La condotta antieconomica giustifica l’accertamento induttivo
di Enrico Ferra
Il comportamento antieconomico del contribuente incassa ancora una censura dalla Corte di Cassazione, questa volta sulla congruità delle percentuali di ricarico applicate da un imprenditore individuale nel settore della vendita di abbigliamento.
I giudici di legittimità, con la sentenza n.1839 del 29 gennaio 2014, hanno ribaltato la decisione – piuttosto frettolosa – della Commissione Tributaria Regionale favorevole al contribuente, che aveva ritenuto illegittimo il ricorso dell’Amministrazione Finanziaria all’accertamento induttivo in presenza della “riscontrata regolarità della documentazione contabile”.
Il caso in commento è quello di un commerciante di abiti che, a parere dell’Ufficio, aveva applicato un ricarico “assai modesto” alle sue vendite (9,78%) riscontrato dai dati indicati in dichiarazione, denotando di fatto un “chiaro” approccio antieconomico perché irragionevole in relazione al settore di appartenenza.
Inoltre, dal confronto – su circa il 90% della merce – tra i prezzi dei capi esposti in vendita e i relativi costi emergenti dalle fatture di acquisto, l’Ufficio, applicando la media aritmetica semplice, aveva riscontrato una percentuale di ricarico di circa il 40%.
La Commissione Tributaria Regionale, sposando la decisione del giudice di primo grado favorevole al contribuente, ne accoglieva le istanze con argomentazioni – si diceva – piuttosto frettolose.

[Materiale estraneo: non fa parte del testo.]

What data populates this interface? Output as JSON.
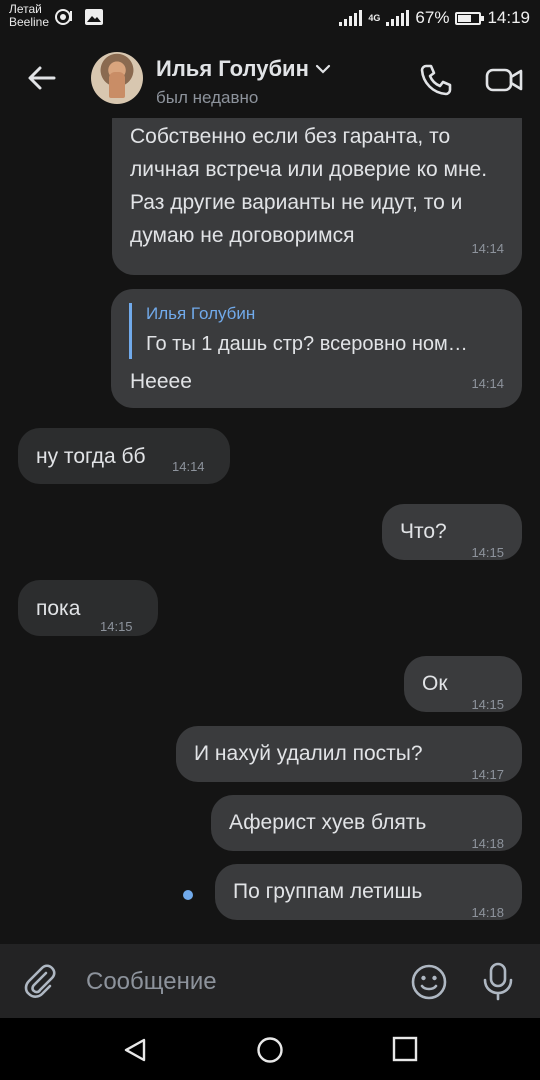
{
  "status_bar": {
    "carrier_line1": "Летай",
    "carrier_line2": "Beeline",
    "network": "4G",
    "battery": "67%",
    "battery_level": 0.67,
    "time": "14:19"
  },
  "header": {
    "name": "Илья Голубин",
    "status": "был недавно"
  },
  "messages": [
    {
      "direction": "out",
      "text": "Собственно если без гаранта, то личная встреча или доверие ко мне. Раз другие варианты не идут, то и думаю не договоримся",
      "time": "14:14"
    },
    {
      "direction": "out",
      "reply_to_name": "Илья Голубин",
      "reply_to_text": "Го ты 1 дашь стр? всеровно ном…",
      "text": "Нееее",
      "time": "14:14"
    },
    {
      "direction": "in",
      "text": "ну тогда бб",
      "time": "14:14"
    },
    {
      "direction": "out",
      "text": "Что?",
      "time": "14:15"
    },
    {
      "direction": "in",
      "text": "пока",
      "time": "14:15"
    },
    {
      "direction": "out",
      "text": "Ок",
      "time": "14:15"
    },
    {
      "direction": "out",
      "text": "И нахуй удалил посты?",
      "time": "14:17"
    },
    {
      "direction": "out",
      "text": "Аферист хуев блять",
      "time": "14:18"
    },
    {
      "direction": "out",
      "text": "По группам летишь",
      "time": "14:18",
      "unread": true
    }
  ],
  "input": {
    "placeholder": "Сообщение"
  },
  "colors": {
    "background": "#141414",
    "bubble_out": "#3a3b3d",
    "bubble_in": "#2c2d2e",
    "accent": "#71aaeb",
    "secondary_text": "#8d939c"
  },
  "icons": [
    "back-arrow-icon",
    "chevron-down-icon",
    "phone-icon",
    "video-camera-icon",
    "paperclip-icon",
    "smile-icon",
    "microphone-icon",
    "nav-back-icon",
    "nav-home-icon",
    "nav-recent-icon"
  ]
}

Il giudice di appello, infatti, pur ravvisando un chiaro indizio di evasione nell’applicazione dei margini modesti da parte del contribuente, rigettava l’appello dell’Amministrazione Finanziaria contestando il ricorso della stessa al metodo di accertamento induttivo a fronte della corretta tenuta della contabilità sul piano formale, senza tuttavia entrare nel merito del ricalcolo effettuato dall’Ufficio.
Al contrario, la Corte di Cassazione ha confermato la bontà dell’operato dell’Ufficio accertatore e ritenuto pienamente legittimo il metodo dell’accertamento induttivo, in presenza di elementi presuntivi non opportunamente giustificati e di sicura rilevanza probatoria “desunti dalla sostanziale antieconomicità del comportamento della titolare della ditta”.
Pertanto, secondo la Corte, la condotta antieconomica è da sola sufficiente a disconoscere quanto dichiarato dal contribuente e la CTR, del tutto “contraddittoriamente”, ha fondato la decisione essenzialmente sulla “regolarità della documentazione contabile”, pur a fronte del chiaro indizio di evasione fiscale.
È difficile ravvedere una contraddizione nell’iter seguito dalla CTR. Tuttavia, in relazione al tipo di accertamento effettuato, pare che la contestazione riguardi specifiche poste contabili e non l’intera dichiarazione del contribuente, circostanza che, come noto, consente di prescindere dalla corretta tenuta della contabilità, diversamente da quanto previsto nel caso dell’accertamento induttivo “puro”.